Здесь витал аромат свежесваренного кофе. Рузвельт предложил мне чашечку, и я не стал отказываться.

– Я знаю про твоего папу. Прими мои соболезнования.

– Все уже позади.

Рузвельт удивленно вздернул бровь:

– Ты так полагаешь?

– По крайней мере для него.

– Но не для тебя. После того, что тебе довелось увидеть.

– А откуда вам знать, что я увидел? – нахмурился я.

– Слухами земля полнится, – уклончиво ответил он.

– Что вы…

– Поговорим об этом чуть позже, – сказал Рузвельт, подняв ладонь размером с весло. – Я ждал тебя здесь именно для этого. Но я до сих пор обдумываю, что именно и как должен тебе сказать. Не торопи меня, сынок, дай мне сообразить.

Налив в чашки кофе, громадный мужчина снял свой нейлоновый дождевик, повесил его на спинку стула и сел за стол. Знаком велев мне сесть по диагонали от него, он ногой пододвинул к себе третий стул и предложил его Орсону:

– Устраивайся, псина.

Так случалось каждый раз, когда мы бывали у Рузвельта. Орсон, как всегда, сделал вид, что ничего не понимает, и улегся на пол поближе к холодильнику.

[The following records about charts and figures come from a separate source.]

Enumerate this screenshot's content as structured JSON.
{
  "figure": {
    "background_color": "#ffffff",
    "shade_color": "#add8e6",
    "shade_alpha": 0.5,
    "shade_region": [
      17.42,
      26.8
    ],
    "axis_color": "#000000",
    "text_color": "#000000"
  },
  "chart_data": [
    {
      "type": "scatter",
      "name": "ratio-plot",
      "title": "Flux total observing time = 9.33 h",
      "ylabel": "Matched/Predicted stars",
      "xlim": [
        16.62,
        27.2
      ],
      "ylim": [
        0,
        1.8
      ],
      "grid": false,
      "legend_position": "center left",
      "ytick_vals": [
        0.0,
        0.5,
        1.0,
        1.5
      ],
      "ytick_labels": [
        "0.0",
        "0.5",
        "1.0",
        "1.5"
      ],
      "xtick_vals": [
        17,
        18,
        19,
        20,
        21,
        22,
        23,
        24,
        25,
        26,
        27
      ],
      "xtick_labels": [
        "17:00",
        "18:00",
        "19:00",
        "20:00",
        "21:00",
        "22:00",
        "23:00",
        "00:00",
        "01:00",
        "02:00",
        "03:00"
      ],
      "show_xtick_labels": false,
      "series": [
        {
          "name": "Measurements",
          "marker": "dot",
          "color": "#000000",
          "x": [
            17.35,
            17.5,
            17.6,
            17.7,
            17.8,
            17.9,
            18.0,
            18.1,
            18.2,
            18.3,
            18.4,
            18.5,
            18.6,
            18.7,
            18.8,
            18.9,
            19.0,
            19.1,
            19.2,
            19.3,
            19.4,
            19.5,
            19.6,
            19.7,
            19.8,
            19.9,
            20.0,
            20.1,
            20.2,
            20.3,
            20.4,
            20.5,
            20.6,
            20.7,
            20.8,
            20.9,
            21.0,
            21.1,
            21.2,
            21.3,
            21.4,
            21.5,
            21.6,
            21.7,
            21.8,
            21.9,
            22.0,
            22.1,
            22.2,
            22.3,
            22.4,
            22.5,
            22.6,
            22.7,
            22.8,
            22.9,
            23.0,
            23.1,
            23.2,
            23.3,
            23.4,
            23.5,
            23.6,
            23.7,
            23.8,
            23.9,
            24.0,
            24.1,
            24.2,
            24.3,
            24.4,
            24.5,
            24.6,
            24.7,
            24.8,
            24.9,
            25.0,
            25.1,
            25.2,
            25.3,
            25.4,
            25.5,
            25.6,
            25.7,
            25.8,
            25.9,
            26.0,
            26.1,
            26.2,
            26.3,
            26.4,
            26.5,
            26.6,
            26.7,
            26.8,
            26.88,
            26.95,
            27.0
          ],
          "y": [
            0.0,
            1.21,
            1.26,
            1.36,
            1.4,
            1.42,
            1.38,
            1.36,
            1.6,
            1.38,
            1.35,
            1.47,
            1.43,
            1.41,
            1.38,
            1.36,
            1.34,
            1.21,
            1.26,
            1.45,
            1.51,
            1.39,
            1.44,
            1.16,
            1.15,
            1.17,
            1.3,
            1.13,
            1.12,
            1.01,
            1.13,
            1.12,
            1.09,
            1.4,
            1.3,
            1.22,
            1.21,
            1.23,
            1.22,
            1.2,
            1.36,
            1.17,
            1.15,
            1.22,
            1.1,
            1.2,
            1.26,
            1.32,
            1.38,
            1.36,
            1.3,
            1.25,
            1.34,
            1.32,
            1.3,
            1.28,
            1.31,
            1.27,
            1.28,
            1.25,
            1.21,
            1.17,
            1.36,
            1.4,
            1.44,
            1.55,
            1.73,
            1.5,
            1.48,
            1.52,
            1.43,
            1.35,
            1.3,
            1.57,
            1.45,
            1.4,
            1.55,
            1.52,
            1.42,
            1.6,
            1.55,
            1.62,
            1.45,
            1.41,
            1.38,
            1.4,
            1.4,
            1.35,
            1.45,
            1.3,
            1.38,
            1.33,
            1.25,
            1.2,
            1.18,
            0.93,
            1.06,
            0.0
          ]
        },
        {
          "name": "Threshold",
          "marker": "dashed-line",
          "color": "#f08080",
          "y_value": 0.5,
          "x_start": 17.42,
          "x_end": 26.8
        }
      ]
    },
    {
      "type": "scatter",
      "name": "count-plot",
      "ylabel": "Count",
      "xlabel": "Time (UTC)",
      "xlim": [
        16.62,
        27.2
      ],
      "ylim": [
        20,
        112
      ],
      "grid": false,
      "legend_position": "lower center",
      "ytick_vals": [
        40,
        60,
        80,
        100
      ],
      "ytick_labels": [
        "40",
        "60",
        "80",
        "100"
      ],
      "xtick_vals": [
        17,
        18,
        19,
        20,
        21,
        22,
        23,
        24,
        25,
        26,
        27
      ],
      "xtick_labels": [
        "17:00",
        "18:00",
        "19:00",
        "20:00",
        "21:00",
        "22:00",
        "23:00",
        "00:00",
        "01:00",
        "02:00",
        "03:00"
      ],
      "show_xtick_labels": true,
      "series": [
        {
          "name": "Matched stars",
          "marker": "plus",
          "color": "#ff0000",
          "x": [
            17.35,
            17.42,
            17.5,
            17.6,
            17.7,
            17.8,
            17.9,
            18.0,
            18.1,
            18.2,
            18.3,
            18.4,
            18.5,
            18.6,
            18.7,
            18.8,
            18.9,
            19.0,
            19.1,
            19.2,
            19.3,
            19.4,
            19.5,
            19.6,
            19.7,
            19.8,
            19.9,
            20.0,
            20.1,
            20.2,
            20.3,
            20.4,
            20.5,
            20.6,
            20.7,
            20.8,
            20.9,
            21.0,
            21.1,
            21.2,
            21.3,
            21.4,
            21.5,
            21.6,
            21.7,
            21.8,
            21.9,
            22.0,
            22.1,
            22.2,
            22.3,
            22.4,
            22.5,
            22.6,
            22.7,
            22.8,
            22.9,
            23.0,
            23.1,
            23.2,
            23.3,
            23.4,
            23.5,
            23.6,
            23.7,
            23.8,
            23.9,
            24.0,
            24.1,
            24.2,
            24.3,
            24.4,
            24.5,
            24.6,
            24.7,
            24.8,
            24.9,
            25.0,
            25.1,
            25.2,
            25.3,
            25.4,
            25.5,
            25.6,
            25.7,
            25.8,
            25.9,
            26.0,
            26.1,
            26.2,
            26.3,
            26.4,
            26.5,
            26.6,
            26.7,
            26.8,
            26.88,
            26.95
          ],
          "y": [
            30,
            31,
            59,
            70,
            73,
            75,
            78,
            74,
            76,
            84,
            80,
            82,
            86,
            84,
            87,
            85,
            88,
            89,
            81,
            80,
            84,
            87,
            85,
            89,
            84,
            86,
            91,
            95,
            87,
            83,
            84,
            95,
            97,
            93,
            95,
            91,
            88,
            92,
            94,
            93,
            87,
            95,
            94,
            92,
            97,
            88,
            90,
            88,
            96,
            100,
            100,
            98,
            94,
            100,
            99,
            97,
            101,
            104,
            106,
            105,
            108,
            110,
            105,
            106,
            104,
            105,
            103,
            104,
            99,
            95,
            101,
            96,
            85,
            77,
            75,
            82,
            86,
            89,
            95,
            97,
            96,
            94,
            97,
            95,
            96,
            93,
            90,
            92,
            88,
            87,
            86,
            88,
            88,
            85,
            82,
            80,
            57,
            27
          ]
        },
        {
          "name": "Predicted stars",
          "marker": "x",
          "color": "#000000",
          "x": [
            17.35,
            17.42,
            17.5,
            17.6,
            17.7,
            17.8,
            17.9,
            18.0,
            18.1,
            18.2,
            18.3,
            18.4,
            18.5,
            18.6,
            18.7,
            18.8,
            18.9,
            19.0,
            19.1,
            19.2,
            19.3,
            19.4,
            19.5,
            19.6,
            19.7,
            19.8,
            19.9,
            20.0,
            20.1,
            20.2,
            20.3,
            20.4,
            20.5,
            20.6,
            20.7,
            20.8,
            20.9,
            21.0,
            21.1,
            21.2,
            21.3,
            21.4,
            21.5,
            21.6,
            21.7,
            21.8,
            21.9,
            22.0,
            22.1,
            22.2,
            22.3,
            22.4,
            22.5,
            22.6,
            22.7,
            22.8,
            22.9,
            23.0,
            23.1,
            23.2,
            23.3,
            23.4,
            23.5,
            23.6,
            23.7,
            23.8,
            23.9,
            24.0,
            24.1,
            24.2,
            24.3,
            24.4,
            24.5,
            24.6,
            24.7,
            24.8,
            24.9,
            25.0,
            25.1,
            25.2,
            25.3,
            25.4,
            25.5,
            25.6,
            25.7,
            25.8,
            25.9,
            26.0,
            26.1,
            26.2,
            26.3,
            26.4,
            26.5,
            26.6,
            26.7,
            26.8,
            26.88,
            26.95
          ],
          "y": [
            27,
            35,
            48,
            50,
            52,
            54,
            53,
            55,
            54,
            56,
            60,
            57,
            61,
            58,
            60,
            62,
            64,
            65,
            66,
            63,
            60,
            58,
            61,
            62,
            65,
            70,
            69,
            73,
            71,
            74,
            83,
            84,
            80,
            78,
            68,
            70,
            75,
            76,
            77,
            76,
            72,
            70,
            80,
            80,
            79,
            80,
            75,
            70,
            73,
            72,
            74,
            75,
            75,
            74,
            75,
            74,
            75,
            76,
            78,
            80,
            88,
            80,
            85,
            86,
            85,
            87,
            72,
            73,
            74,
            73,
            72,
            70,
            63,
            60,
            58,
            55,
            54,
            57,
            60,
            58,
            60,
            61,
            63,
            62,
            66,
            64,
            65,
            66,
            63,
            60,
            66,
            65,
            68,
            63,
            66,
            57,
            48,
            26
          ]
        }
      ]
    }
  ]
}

– Так себя вести нельзя, – обратился к нему Рузвельт.

Орсон зевнул.

Носком ботинка Рузвельт постучал по стулу, предназначавшемуся для собаки.

– Будь умным песиком.

Орсон зевнул еще более фальшиво, нежели в первый раз. Он явно переигрывал.

– Я ведь могу встать, взять тебя на руки и насильно посадить на стул, но это будет оскорблением для твоего хозяина, которому хотелось бы, чтобы ты, находясь в гостях, вел себя вежливо, – проговорил Рузвельт.

Он говорил доброжелательно, и в голосе его не было угрозы. Его широкое лицо напоминало маску Будды, а в глазах светилась доброта и ласка.

– Будь же умным песиком, – повторил Рузвельт.

Орсон шаркнул по полу хвостом, сделал вид, что ловит блоху, а затем перевел взгляд с Рузвельта на меня и склонил голову набок. Я пожал плечами. Рузвельт снова легонько постучал ботинком по стулу.

Орсон поднялся с пола, но не торопился приближаться к столу.